The Department of Enterprise, Trade and Employment is currently running a national advertising campaign promoting remote work post pandemic, providing guidance on working remotely, an employer checklist, as well as proposing legislative change on the right to request remote work.

The Department of Rural and Community Development, in its recently published Rural Development Strategy 2021-2025 ‘Our Rural Future’, highlighted remote work as having ‘the potential to be transformative for rural Ireland’.  Remote work will enable people to continue to live in rural areas, regardless of where their employer is based. Separately the Strategy notes that remote working hubs will enable remote working and support the revitalisation of rural towns. The development of a ‘national network of remote/co-working spaces and enterprise hubs’, see here, is an important element of the strategy which is being led by the WDC.

(3) Employer views

 In terms of remote work, we are still operating under Government guidance, however some have returned to offices and there is the prospect of a full return to the office in the Autumn.

In 2020, the WDC convened ‘an Expert Group’ to identify the opportunities, issues and challenges associated with remote work in a post pandemic environment.  Consultations with employers, employer representatives and trade unions all illustrated that the experience of remote work since the start of the pandemic in March 2020 has changed employer perceptions of remote work, see full report here.

Now that Government restrictions are being eased, the extent to which employers will support and implement long term changes in remote working will become apparent.

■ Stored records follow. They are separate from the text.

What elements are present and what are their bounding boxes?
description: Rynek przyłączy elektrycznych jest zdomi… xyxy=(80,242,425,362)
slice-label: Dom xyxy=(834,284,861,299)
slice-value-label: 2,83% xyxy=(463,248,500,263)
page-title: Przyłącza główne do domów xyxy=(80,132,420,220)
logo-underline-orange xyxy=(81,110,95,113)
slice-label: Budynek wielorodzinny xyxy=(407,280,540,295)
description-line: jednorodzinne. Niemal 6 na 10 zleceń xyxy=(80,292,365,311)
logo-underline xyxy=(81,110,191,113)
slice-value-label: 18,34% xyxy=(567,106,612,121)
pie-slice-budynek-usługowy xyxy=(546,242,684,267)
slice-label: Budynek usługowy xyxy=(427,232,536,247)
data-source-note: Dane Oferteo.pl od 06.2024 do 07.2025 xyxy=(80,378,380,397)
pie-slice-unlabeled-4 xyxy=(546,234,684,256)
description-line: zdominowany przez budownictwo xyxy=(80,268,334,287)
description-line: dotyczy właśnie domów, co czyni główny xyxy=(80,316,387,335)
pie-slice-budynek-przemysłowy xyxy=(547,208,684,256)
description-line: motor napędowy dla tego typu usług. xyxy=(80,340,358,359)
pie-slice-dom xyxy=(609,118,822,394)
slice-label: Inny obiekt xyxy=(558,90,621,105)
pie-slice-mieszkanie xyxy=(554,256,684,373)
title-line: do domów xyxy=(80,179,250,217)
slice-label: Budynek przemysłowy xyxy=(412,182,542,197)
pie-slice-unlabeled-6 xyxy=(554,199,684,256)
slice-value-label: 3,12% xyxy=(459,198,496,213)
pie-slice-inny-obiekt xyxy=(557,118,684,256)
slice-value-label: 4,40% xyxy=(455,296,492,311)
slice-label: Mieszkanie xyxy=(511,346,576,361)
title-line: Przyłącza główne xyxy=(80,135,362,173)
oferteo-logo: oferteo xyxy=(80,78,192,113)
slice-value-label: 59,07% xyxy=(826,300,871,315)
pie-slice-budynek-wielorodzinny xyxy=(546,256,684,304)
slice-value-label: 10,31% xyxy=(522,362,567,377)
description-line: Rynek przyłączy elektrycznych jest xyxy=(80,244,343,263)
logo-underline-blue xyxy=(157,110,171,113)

It is likely that sectoral and regional differences will persist given the differences in occupational profile, but one can expect that the new normal will be significantly higher than that prevailed pre-pandemic.


Prior to the pandemic, telework and e-work were used to explain the practice of working remotely using technology. These work practices were largely seen as niche, limited to specific sectors particularly technology. The practice may have been extended to other roles and sectors (where the technology and role allowed) and was often not very visible, usually at the discretion of the employer, and on employee request.

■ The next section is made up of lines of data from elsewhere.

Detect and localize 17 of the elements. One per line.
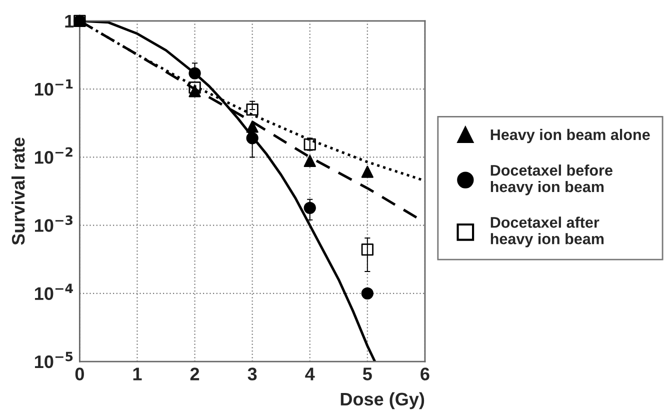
x-tick-label: 5 bbox=[362, 368, 372, 380]
x-tick-label: 2 bbox=[190, 368, 200, 380]
x-tick-label: 0 bbox=[75, 368, 84, 380]
x-axis-title: Dose (Gy) bbox=[340, 392, 424, 410]
legend-label: Docetaxel before heavy ion beam bbox=[490, 164, 612, 196]
legend-label: Docetaxel after heavy ion beam bbox=[490, 216, 604, 248]
legend-label: Heavy ion beam alone bbox=[490, 128, 650, 144]
x-tick-label: 3 bbox=[248, 368, 257, 380]
y-tick-label: 10$^{−2}$ bbox=[34, 147, 72, 164]
y-axis-title: Survival rate bbox=[11, 138, 25, 245]
y-tick-label: 10$^{−4}$ bbox=[34, 284, 73, 300]
y-tick-label: 10$^{−1}$ bbox=[34, 79, 73, 96]
y-tick-label: 10$^{−3}$ bbox=[34, 215, 72, 232]
x-tick-label: 6 bbox=[420, 368, 430, 380]
x-tick-label: 1 bbox=[133, 368, 142, 380]
y-tick-label: 10$^{−5}$ bbox=[34, 352, 73, 368]
x-tick-label: 4 bbox=[305, 368, 315, 380]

The experience of remote working during the pandemic has shown (1) the technology has been tested and delivered, (2) employees appreciate the benefits and (3) employers too have realised some benefits. So, a continuous practice of remote working on a scale much greater than pre-pandemic is very likely.

However, there are challenges which many are starting to grapple with. There are ongoing issues related to the pandemic such as the need for social distancing, as well as large scale preference for hybrid working mean that the logistics of managing who is working where and when is and will be a new challenge for many.

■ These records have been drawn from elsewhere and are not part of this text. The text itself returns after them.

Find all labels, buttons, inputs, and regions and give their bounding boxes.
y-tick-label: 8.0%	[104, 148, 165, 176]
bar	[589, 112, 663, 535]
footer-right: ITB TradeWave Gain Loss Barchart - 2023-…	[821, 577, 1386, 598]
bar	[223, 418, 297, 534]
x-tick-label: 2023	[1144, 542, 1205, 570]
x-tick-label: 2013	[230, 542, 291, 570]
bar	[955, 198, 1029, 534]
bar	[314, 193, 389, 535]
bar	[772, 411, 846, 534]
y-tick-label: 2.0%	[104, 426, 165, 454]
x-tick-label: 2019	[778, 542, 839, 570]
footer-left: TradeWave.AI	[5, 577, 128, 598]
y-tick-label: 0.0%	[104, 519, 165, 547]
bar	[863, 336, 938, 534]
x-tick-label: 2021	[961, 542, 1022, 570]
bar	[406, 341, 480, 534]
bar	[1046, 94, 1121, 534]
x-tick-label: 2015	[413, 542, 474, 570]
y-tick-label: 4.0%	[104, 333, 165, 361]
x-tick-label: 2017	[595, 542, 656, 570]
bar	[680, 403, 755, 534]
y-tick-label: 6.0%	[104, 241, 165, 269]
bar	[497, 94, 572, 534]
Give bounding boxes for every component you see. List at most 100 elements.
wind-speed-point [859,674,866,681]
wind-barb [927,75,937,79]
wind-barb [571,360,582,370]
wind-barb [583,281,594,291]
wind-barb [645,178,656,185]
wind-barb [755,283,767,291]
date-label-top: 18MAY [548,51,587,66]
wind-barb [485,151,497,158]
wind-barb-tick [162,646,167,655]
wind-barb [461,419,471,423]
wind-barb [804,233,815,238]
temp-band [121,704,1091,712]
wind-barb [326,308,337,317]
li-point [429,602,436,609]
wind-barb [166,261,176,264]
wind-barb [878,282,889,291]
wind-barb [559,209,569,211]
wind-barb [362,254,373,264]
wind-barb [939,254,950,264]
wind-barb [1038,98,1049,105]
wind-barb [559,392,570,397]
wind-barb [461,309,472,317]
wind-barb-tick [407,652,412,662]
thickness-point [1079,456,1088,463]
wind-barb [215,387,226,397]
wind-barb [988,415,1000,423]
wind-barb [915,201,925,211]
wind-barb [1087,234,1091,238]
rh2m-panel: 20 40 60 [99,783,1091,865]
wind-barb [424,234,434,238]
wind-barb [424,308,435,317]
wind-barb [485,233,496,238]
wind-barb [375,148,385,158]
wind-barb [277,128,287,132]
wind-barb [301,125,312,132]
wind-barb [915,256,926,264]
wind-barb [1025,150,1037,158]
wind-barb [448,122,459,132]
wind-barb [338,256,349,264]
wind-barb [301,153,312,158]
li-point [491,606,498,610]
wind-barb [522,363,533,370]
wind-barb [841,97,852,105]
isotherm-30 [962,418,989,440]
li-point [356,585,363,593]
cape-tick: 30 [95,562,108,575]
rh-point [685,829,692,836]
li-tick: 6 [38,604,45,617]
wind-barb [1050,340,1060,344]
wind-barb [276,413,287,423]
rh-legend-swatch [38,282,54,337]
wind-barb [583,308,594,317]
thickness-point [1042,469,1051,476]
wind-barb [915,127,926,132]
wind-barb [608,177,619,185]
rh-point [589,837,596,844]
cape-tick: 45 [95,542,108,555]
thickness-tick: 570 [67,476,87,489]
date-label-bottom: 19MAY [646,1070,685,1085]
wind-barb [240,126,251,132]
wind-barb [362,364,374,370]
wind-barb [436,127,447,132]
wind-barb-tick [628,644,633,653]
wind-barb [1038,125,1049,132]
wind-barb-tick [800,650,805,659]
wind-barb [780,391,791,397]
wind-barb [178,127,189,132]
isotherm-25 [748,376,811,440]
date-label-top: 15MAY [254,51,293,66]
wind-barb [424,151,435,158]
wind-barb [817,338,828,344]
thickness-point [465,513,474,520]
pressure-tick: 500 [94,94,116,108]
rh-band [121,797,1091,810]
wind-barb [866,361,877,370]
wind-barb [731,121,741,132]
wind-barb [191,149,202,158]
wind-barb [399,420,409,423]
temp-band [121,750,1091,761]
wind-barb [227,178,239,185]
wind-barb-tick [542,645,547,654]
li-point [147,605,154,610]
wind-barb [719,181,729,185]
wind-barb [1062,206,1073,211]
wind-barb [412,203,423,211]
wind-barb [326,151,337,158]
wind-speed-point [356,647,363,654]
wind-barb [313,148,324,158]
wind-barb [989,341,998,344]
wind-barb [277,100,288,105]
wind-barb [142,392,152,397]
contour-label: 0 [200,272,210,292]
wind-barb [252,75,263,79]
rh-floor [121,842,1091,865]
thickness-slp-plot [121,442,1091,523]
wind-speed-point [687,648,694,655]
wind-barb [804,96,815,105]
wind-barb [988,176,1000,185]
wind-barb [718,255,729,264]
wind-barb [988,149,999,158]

It is likely now that the real constraint to continued relatively high rates of remote working post pandemic will come down to employers and how they manage to introduce remote work practices with the support of Government policy. Many of these issues and challenges were discussed in detail in the Expert Group on Remote Working, see here. The WDC will continue to monitor trends and highlight issues in future blogposts.

Deirdre Frost

September 2021

The views expressed here are those of the author and do not necessarily represent or reflect the views of the WDC.


[1] Note, the LFS data in this blogpost is updated and revised slightly on the LFS data discussed in the previous blogpost.

[2] Nuts is an acronym for the EU Nomenclature of Territorial Units for Statistics. This classification was legally established by EU regulation No 1059/2003 in 2003. In Ireland it is classified hierarchically as Level 1 – Ireland, Level 2 – Regions and Level 3 – Regional Authorities.

[3] While the term used is remote work (rather than working from home), it is clear that the overwhelming preference is working from home.